Even before the pandemic gained a foothold, European courts felt the impact of COVID. Litigation over insurance, safety precautions, employment, and business interruption was rampant. Such litigation is only expected to grow—even after COVID is under control. Law.com International explains that disputes in France, Netherlands, and Germany all bear close examination. In France, for example, businesses were besieged by lawsuits almost immediately. Amazon, Airbus, and multiple companies that stayed open during lockdown were accused of not properly protecting employees’ safety. In France, employers are under more pressure to treat employees fairly. Parisian employment partner Emmanuelle Rivez-Domont explains that at the end of the day, it’s simply not feasible to keep everyone happy. But employers should still be held to the highest standards. Shockingly, many parties in France decided to remove COVID-related effects from the legal definition of force majeure. This is a heavy blow to those impacted, who were counting on their insurers to make good. In the Netherlands, everyone from insurers to event organizers are taking steps to test the waters. One hospitality industry group sought to vacate or relax social distancing in restaurants and bars. A judge denied the request, affirming that the government is allowed to make even drastic choices in the public’s best interests. Insurance had been a straight-forward matter in the Netherlands until COVID. Now cases are plentiful, leading to four insurers losing a claim over cancellation payouts due to COVID. As in the rest of the world, insurers may need to brace for impact as claimants use legal means to seek what they’re owed. In Germany, a “klagewelle” or ‘litigation wave’ is on the horizon. Germany’s lockdowns included bars and restaurants, hotels, clubs, and theaters—all of which led to industry-wide losses in the tens of billions. It’s only now that these businesses are learning that their insurance doesn’t cover loss of business due to a pandemic.

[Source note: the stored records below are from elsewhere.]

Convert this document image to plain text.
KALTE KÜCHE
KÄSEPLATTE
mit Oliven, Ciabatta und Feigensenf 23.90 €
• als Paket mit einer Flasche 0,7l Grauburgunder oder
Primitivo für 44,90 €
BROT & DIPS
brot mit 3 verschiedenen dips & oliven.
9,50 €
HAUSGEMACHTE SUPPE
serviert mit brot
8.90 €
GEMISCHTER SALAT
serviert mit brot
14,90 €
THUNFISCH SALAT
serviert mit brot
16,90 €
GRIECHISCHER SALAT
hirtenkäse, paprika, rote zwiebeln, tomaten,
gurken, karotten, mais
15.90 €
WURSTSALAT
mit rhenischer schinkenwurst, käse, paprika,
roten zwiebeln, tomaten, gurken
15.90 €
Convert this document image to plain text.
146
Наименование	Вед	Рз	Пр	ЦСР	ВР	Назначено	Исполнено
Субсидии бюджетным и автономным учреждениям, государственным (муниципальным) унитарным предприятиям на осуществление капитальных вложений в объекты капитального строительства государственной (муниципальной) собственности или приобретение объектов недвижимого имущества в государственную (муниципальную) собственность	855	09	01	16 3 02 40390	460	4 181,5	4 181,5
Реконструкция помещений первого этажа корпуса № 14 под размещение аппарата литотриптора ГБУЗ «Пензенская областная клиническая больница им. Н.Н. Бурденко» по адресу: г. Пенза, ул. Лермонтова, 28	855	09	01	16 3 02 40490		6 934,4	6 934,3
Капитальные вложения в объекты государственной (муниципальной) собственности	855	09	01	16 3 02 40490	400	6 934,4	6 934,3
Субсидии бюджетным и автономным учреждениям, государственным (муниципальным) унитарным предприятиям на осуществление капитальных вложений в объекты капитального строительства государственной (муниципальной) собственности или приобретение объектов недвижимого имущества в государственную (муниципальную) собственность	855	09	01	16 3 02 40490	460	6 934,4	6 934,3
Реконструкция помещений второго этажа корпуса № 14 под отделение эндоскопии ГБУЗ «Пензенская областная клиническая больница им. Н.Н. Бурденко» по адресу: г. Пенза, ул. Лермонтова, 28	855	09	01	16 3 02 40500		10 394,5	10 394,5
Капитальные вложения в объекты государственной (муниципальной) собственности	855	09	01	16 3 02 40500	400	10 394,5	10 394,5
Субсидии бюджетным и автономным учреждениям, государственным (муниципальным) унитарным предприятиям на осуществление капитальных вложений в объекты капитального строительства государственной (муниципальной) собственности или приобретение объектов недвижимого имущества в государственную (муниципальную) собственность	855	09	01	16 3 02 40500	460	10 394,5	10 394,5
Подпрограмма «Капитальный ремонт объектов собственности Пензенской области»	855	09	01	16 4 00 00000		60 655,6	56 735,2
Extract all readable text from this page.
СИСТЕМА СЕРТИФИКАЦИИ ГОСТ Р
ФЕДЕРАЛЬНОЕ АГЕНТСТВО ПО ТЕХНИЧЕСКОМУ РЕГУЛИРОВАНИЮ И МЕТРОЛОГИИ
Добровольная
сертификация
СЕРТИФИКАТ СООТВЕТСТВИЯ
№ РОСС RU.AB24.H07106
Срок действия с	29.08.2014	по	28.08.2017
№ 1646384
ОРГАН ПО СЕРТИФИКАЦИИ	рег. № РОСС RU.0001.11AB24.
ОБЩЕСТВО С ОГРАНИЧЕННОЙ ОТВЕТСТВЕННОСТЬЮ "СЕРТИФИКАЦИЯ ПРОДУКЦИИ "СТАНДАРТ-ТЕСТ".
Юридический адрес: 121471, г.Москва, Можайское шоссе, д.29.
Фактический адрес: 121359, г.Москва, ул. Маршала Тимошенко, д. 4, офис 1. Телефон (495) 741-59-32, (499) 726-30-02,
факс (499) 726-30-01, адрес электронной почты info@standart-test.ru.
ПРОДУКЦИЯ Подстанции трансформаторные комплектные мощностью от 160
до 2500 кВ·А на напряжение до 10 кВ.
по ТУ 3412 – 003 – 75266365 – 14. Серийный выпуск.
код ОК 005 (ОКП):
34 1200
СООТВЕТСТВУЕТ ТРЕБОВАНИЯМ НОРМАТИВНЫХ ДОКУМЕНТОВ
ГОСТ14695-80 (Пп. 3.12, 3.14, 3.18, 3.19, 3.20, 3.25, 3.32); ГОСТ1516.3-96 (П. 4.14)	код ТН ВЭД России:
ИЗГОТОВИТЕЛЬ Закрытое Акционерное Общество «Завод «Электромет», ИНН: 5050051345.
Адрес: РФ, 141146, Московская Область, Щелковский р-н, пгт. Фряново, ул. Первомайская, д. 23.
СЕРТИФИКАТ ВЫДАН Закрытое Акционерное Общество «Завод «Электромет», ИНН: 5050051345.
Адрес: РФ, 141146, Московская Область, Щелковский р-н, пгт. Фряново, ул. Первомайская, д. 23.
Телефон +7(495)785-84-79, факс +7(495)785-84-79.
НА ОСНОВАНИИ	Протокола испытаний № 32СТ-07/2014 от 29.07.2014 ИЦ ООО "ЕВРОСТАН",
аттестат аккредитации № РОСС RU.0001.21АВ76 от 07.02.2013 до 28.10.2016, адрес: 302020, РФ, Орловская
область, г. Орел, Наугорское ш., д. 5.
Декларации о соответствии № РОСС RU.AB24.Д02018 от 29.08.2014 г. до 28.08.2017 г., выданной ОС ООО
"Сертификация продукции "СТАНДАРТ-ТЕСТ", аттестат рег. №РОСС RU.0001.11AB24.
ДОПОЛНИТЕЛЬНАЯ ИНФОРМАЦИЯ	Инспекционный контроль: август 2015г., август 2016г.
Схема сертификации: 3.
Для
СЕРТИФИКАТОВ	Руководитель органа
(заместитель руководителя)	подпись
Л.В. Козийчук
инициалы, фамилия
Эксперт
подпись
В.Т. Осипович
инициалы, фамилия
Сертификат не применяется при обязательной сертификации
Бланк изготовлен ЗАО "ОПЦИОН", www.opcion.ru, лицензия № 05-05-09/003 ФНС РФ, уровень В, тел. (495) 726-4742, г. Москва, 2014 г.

Eni Attacks Third Party Funders in Nigerian Oil Claim

Italian energy giant Eni has requested documents relating to a $1 billion case involving the government of Nigeria and investment firm Drumcliffe—the principles of which are still involved in a corruption trial. Bloomberg News details that this is just the latest facet of an ongoing dispute which puts two prominent energy companies against Africa’s largest producer of crude oil. In this most recent claim, Eni holds that the Nigerian government is influenced by interests that they have not publicly disclosed. To support this claim, Eni is seeking documents from Drumcliffe Partners LLC. Eni now claims that the Nigerian government is in league with third parties who are attempting to reap “illicit” profits. This is a common complaint against third-party litigation funders and is often brought up by parties who have much to lose if the opposition is well-funded. Jim Little of Drumcliffe was unimpressed by the accusations, saying that Drumcliffe looks forward to discrediting the accusations, which he called ‘wild innuendo.’ Nigerian media published the funding agreement with Drumcliffe, which revealed Drumcliffe taking a potential share of 35%. Not uncommon in non-recourse funding agreements. Nigeria has joined the case as a civil party. They are also asserting that both Eni and Shell owe a penalty of $1.1 billion. Still, both companies have denied the charges, affirming that their agreements with the government of Nigeria are legitimate. Also denying wrongdoing are Eni CEOs Claudio Descalzi and Paolo Scaroni. The court is expected to rule later this year.